The paper, “Sirtuin 1-Mediated Effects of Exercise and Resveratrol on Mitochondrial Biogenesis”, was chosen as one of the best research papers published in 2013 in The Journal of Biological Chemistry. It was authored by Hood’s graduate student Keir J. Menzies of the Department of Biology and a recipient of a doctoral award from the Canadian Institutes of Health Research, and grad students Kaustabh Singh and Ayesha Saleem of the School of Kinesiology and Health Science. All of the authors conduct research in York’s Muscle Health Research Centre.
“It is an honour to have our manuscript chosen as one of the best papers of the year in this prestigious journal, particularly within “Metabolism”, where there is a very high intensity of research being undertaken worldwide. This accomplishment is a real credit to the talents of Keir Menzies and his excellent work ethic,” says Hood.
The core of Dr. Hood’s research is mitochondria, tiny organelles that are responsible for energy production in all cells, often referred to as the “powerhouse of the cell”. Aging and disease causes mitochondria within cells to shrink and fragment, and leads to cell damage and the degeneration of muscle cells. However, Hood and his students have found that exercise promotes the mitochondria in the cells to expand and thus have a better distribution within the muscle. The more you exercise, the better you can distribute energy throughout your muscles.
In order for mitochondria to undergo mitochondrial biogenesis (MB), the process that strengthens the network, proteins are necessary. To study what starts the process of strengthening, Hood and his students took a step back in the chain of events.
The naturally-occurring protein Sirtuin 1, when combined with exercise and activated by Resveratrol (found in the skins of red grapes, and shown to improve the longevity of mice), creates a synergy that improves the MB process exponentially and helps extend the mitochondrial network. When the protein Sirt-1 is deficient, less exponential mitochondrial growth has been shown, explaining why it might take some people longer to get used to working out and seeing the results of their efforts.

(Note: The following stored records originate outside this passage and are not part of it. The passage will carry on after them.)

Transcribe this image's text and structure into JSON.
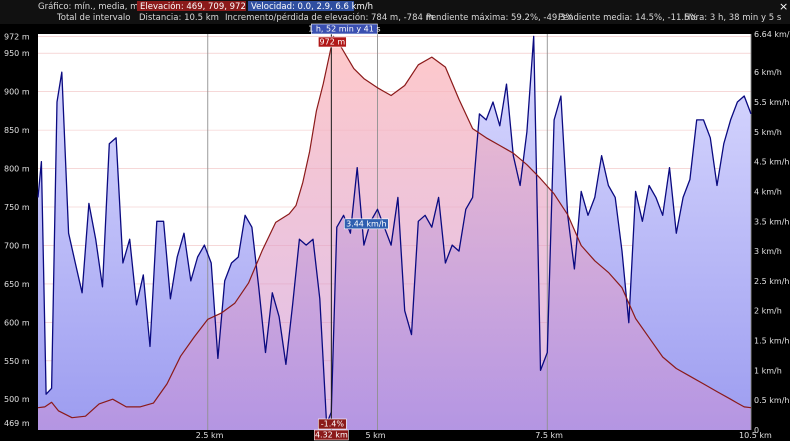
{
  "header": {
    "graph_label": "Gráfico: mín., media, máx.",
    "elevation_label": "Elevación: 469, 709, 972 m",
    "speed_label": "Velocidad: 0.0, 2.9, 6.6 km/h",
    "interval_label": "Total de intervalo",
    "distance_label": "Distancia: 10.5 km",
    "gain_label": "Incremento/pérdida de elevación: 784 m, -784 m",
    "max_slope_label": "Pendiente máxima: 59.2%, -49.3%",
    "avg_slope_label": "Pendiente media: 14.5%, -11.5%",
    "time_label": "Hora: 3 h, 38 min y 5 s",
    "close_glyph": "×",
    "close_icon": "close-icon"
  },
  "cursor": {
    "time_label": "1 h, 52 min y 41 s",
    "elevation_label": "972 m",
    "speed_label": "3.44 km/h",
    "slope_label": "-1.4%",
    "distance_label": "4.32 km",
    "distance_value": 4.32
  },
  "colors": {
    "elevation": "#8b1a1a",
    "speed": "#0a0a80",
    "speed_fill": "#9c9cf0",
    "elevation_fill": "#ffb8b8",
    "elevation_badge": "#b01818",
    "speed_badge": "#2f5fb0",
    "time_badge": "#3a4fb0",
    "slope_badge": "#8b1a1a"
  },
  "chart_data": {
    "type": "line",
    "x_unit": "km",
    "x_range": [
      0,
      10.5
    ],
    "x_ticks": [
      {
        "value": 2.5,
        "label": "2.5 km"
      },
      {
        "value": 5,
        "label": "5 km"
      },
      {
        "value": 7.5,
        "label": "7.5 km"
      },
      {
        "value": 10.5,
        "label": "10.5 km"
      }
    ],
    "y_left": {
      "unit": "m",
      "range": [
        460,
        975
      ],
      "ticks": [
        {
          "value": 972,
          "label": "972 m"
        },
        {
          "value": 950,
          "label": "950 m"
        },
        {
          "value": 900,
          "label": "900 m"
        },
        {
          "value": 850,
          "label": "850 m"
        },
        {
          "value": 800,
          "label": "800 m"
        },
        {
          "value": 750,
          "label": "750 m"
        },
        {
          "value": 700,
          "label": "700 m"
        },
        {
          "value": 650,
          "label": "650 m"
        },
        {
          "value": 600,
          "label": "600 m"
        },
        {
          "value": 550,
          "label": "550 m"
        },
        {
          "value": 500,
          "label": "500 m"
        },
        {
          "value": 469,
          "label": "469 m"
        }
      ]
    },
    "y_right": {
      "unit": "km/h",
      "range": [
        0,
        6.64
      ],
      "ticks": [
        {
          "value": 6.64,
          "label": "6.64 km/h"
        },
        {
          "value": 6,
          "label": "6 km/h"
        },
        {
          "value": 5.5,
          "label": "5.5 km/h"
        },
        {
          "value": 5,
          "label": "5 km/h"
        },
        {
          "value": 4.5,
          "label": "4.5 km/h"
        },
        {
          "value": 4,
          "label": "4 km/h"
        },
        {
          "value": 3.5,
          "label": "3.5 km/h"
        },
        {
          "value": 3,
          "label": "3 km/h"
        },
        {
          "value": 2.5,
          "label": "2.5 km/h"
        },
        {
          "value": 2,
          "label": "2 km/h"
        },
        {
          "value": 1.5,
          "label": "1.5 km/h"
        },
        {
          "value": 1,
          "label": "1 km/h"
        },
        {
          "value": 0.5,
          "label": "0.5 km/h"
        },
        {
          "value": 0,
          "label": "0"
        }
      ]
    },
    "grid": true,
    "series": [
      {
        "axis": "left",
        "x": [
          0,
          0.1,
          0.2,
          0.3,
          0.5,
          0.7,
          0.9,
          1.1,
          1.3,
          1.5,
          1.7,
          1.9,
          2.1,
          2.3,
          2.5,
          2.7,
          2.9,
          3.1,
          3.3,
          3.5,
          3.7,
          3.8,
          3.9,
          4.0,
          4.1,
          4.2,
          4.3,
          4.35,
          4.45,
          4.55,
          4.65,
          4.8,
          5.0,
          5.2,
          5.4,
          5.6,
          5.8,
          6.0,
          6.2,
          6.4,
          6.6,
          6.8,
          7.0,
          7.2,
          7.4,
          7.6,
          7.8,
          8.0,
          8.2,
          8.4,
          8.6,
          8.8,
          9.0,
          9.2,
          9.4,
          9.6,
          9.8,
          10.0,
          10.2,
          10.3,
          10.4,
          10.5
        ],
        "values": [
          489,
          490,
          496,
          485,
          476,
          478,
          494,
          500,
          490,
          490,
          495,
          520,
          556,
          581,
          604,
          612,
          625,
          651,
          693,
          730,
          741,
          752,
          782,
          822,
          875,
          910,
          951,
          972,
          960,
          945,
          930,
          917,
          905,
          895,
          908,
          935,
          945,
          932,
          890,
          852,
          840,
          830,
          820,
          805,
          787,
          767,
          740,
          700,
          680,
          665,
          645,
          605,
          580,
          555,
          540,
          530,
          520,
          510,
          500,
          495,
          490,
          489
        ]
      },
      {
        "axis": "right",
        "x": [
          0,
          0.05,
          0.12,
          0.2,
          0.28,
          0.35,
          0.45,
          0.55,
          0.65,
          0.75,
          0.85,
          0.95,
          1.05,
          1.15,
          1.25,
          1.35,
          1.45,
          1.55,
          1.65,
          1.75,
          1.85,
          1.95,
          2.05,
          2.15,
          2.25,
          2.35,
          2.45,
          2.55,
          2.65,
          2.75,
          2.85,
          2.95,
          3.05,
          3.15,
          3.25,
          3.35,
          3.45,
          3.55,
          3.65,
          3.75,
          3.85,
          3.95,
          4.05,
          4.15,
          4.25,
          4.32,
          4.4,
          4.5,
          4.6,
          4.7,
          4.8,
          4.9,
          5.0,
          5.1,
          5.2,
          5.3,
          5.4,
          5.5,
          5.6,
          5.7,
          5.8,
          5.9,
          6.0,
          6.1,
          6.2,
          6.3,
          6.4,
          6.5,
          6.6,
          6.7,
          6.8,
          6.9,
          7.0,
          7.1,
          7.2,
          7.3,
          7.4,
          7.5,
          7.6,
          7.7,
          7.8,
          7.9,
          8.0,
          8.1,
          8.2,
          8.3,
          8.4,
          8.5,
          8.6,
          8.7,
          8.8,
          8.9,
          9.0,
          9.1,
          9.2,
          9.3,
          9.4,
          9.5,
          9.6,
          9.7,
          9.8,
          9.9,
          10.0,
          10.1,
          10.2,
          10.3,
          10.4,
          10.5
        ],
        "values": [
          3.9,
          4.5,
          0.6,
          0.7,
          5.5,
          6.0,
          3.3,
          2.8,
          2.3,
          3.8,
          3.2,
          2.4,
          4.8,
          4.9,
          2.8,
          3.2,
          2.1,
          2.6,
          1.4,
          3.5,
          3.5,
          2.2,
          2.9,
          3.3,
          2.5,
          2.9,
          3.1,
          2.8,
          1.2,
          2.5,
          2.8,
          2.9,
          3.6,
          3.4,
          2.4,
          1.3,
          2.3,
          1.9,
          1.1,
          2.1,
          3.2,
          3.1,
          3.2,
          2.2,
          0.1,
          0.3,
          3.4,
          3.6,
          3.3,
          4.4,
          3.1,
          3.5,
          3.7,
          3.4,
          3.1,
          3.9,
          2.0,
          1.6,
          3.5,
          3.6,
          3.4,
          3.9,
          2.8,
          3.1,
          3.0,
          3.7,
          3.9,
          5.3,
          5.2,
          5.5,
          5.1,
          5.8,
          4.6,
          4.1,
          5.0,
          6.6,
          1.0,
          1.3,
          5.2,
          5.6,
          3.6,
          2.7,
          4.0,
          3.6,
          3.9,
          4.6,
          4.1,
          3.9,
          3.0,
          1.8,
          4.0,
          3.5,
          4.1,
          3.9,
          3.6,
          4.4,
          3.3,
          3.9,
          4.2,
          5.2,
          5.2,
          4.9,
          4.1,
          4.8,
          5.2,
          5.5,
          5.6,
          5.3
        ]
      }
    ]
  }
}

Both Sirt-1 and Resveratrol have to be present for a synergist increase in mitochondria to occur within muscle, creating a more dramatic result.
More recent findings from Hood’s lab, led by Ayesha Saleem, have been groundbreaking in the protein world. The p53 protein was previously never connected with metabolism-related diseases because it was known as a cancer suppressor. However, p53 also controls mitochondria. If a person has no p53, they have less active mitochondria, which means less energy and less adaptation to exercise. This can contribute to excessive fatigue experienced by some cancer patients – for whom exercise will not improve energy levels. Keeping these findings in mind when designing exercise programs may assist people with less active mitochondria to derive more benefits from exercise.
“Ayesha Saleem did a wonderful job defining a surprising new and unique role for p53 in the adaptation of muscle to exercise,” says Hood.
These findings appear in a newly published article, “p53 is Necessary for the Adaptive Changes in Cellular Milieu Subsequent to an Acute Bout of Endurance Exercise”, in the American Journal of Physiology, Cell Physiology (February 2014).
Hood will continue to oversee a busy lab as he recently received $589,685 over five years from CIHR to examine how exercise can improve musculoskeletal health during the aging process. His research will examine the reasons for the reduced mitochondrial content and function in aging muscle. While mitochondria are known as the energy centres of the cell, they can also be responsible for the synthesis of harmful reactive oxygen species, free radical molecules which cause muscle cell death, when produced in excessive amounts. Such is the case in aging muscle. Hood’s research will also examine how exercise can attenuate this mitochondrial dysfunction and improve muscle health as people age.
Hood’s final words? “Good muscle health is vital to staying healthy and enjoying a better quality of life in our later years, so let’s stay active!”